Kendati informasi tentang Novanto yang menjadi tersangka ini telah lama diketahui publik, antara lain dengan beredarnya dokumen SPDP dari KPK kepada Novanto, Febri menyebutkan, pengumuman ini baru bisa dilakukan sekarang setelah disesuaikan dengan kebutuhan penyidikan.
”Kapan diumumkan tentu dikoordinasikan sesuai kebutuhan penyidikan. Pengumuman ini sama seperti kasus yang lain, sebagai bentuk pertanggungjawaban KPK kepada publik,” ungkapnya.
KPK mengharapkan semua pihak berkomitmen untuk membantu terwujudnya pemberantasan korupsi demi Indonesia yang lebih baik.

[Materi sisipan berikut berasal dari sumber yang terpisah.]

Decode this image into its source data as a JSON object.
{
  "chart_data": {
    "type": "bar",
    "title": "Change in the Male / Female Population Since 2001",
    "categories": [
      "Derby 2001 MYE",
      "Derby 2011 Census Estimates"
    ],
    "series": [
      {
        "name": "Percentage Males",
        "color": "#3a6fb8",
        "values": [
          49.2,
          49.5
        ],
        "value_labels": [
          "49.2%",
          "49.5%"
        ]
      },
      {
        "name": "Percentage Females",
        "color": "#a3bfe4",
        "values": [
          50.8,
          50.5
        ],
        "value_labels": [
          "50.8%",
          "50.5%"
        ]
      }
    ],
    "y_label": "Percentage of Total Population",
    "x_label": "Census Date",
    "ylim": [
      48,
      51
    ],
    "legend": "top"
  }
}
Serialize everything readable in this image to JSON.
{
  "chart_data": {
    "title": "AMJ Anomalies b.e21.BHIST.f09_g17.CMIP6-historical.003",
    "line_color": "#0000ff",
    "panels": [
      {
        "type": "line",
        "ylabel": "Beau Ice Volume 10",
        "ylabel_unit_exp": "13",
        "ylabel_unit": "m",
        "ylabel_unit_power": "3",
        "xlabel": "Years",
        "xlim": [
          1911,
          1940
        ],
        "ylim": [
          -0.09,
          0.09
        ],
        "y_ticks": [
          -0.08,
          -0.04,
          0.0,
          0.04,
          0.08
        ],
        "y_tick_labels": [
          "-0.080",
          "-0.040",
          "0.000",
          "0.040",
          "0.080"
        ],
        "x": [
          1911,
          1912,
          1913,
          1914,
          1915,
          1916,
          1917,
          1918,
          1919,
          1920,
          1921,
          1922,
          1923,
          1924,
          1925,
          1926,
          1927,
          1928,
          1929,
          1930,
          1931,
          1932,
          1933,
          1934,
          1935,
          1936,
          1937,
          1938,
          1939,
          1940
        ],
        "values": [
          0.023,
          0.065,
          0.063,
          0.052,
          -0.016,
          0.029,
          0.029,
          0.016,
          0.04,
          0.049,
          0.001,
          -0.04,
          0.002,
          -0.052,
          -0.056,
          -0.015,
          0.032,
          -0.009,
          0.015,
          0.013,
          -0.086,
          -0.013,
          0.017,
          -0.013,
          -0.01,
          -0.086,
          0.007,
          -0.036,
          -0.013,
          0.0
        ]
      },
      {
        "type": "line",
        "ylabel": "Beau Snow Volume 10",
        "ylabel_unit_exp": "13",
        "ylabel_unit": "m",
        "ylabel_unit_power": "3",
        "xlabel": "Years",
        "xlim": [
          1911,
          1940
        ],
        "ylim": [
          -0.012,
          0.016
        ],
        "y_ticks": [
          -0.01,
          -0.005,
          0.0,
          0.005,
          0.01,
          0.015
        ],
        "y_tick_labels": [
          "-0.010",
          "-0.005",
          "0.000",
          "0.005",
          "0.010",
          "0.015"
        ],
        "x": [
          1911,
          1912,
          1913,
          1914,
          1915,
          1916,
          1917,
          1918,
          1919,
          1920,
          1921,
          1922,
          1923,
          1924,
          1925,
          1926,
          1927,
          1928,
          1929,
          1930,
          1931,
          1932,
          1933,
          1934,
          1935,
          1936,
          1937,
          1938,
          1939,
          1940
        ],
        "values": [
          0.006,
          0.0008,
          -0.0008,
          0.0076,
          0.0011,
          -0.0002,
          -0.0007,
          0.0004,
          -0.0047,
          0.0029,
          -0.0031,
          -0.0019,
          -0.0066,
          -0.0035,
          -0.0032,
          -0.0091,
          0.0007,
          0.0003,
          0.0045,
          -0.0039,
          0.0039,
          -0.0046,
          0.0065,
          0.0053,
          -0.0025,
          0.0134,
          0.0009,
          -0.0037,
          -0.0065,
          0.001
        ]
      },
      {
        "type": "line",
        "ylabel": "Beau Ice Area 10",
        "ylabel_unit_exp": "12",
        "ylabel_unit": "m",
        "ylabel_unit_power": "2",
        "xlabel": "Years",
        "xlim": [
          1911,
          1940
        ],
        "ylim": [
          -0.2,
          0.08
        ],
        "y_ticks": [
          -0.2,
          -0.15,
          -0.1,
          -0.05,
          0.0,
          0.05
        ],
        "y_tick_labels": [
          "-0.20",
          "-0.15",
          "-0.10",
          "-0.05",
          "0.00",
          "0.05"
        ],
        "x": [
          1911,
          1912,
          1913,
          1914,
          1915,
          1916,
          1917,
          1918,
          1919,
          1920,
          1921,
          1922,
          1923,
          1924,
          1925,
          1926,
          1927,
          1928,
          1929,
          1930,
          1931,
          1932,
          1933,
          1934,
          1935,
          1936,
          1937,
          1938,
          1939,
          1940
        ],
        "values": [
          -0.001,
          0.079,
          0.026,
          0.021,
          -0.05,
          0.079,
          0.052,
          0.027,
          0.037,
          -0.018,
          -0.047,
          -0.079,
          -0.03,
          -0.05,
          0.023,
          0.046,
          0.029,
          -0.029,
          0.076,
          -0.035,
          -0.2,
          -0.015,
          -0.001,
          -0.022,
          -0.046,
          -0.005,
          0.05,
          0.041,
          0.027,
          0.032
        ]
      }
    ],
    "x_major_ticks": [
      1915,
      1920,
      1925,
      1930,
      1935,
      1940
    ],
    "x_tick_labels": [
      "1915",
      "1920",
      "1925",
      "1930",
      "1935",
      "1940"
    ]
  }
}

Mengenai prosedur penetapan tersangka terhadap Novanto, Febri mengatakan, hal itu telah dengan cermat memperhatikan putusan praperadilan dan mempertimbangkan aturan undang-undang yang berlaku, seperti Kitab Undang-undang Hukum Acara Pidana (KUHAP), UU Pemberantasan Tipikor, dan UU KPK yang bersifat khusus.
Laporkan KPK
Secara terpisah, Fredrich Yunadi, kuasa hukum Novanto, mengatakan, penetapan Novanto sebagai tersangka lagi oleh KPK merupakan hak penegak hukum tersebut. Akan tetapi, pihaknya juga akan melakukan langkah hukum untuk merespons langkah KPK tersebut.
”KPK menetapkan Pak Novanto sebagai tersangka itu berdasarkan alasan yang mereka anggap benar untuk penegakan hukum. Sekarang, saya pun akan melakukan langkah hukum sebagaimana yang saya anggap benar,” ujarnya.
Upaya KPK mengeluarkan sprindik baru terhadap Novanto, menurut Fredrich, merupakan tindak pidana. Pihaknya akan melaporkan tindak pidana itu kepada Badan Reserse Kriminal Polri atas tindakan KPK yang dinilai melanggar perintah hakim praperadilan yang telah membatalkan status tersangka Novanto pada 29 September lalu.
”Ini saya sedang menuju Bareskrim Polri untuk melaporkan tindak pidana yang dilakukan oleh KPK,” katanya, yang dihubungi Jumat malam.
Selain melaporkan KPK atas tindakan pidana, Fredrich juga akan melakukan upaya hukum berupa praperadilan atas penetapan Novanto sebagai tersangka kembali oleh KPK.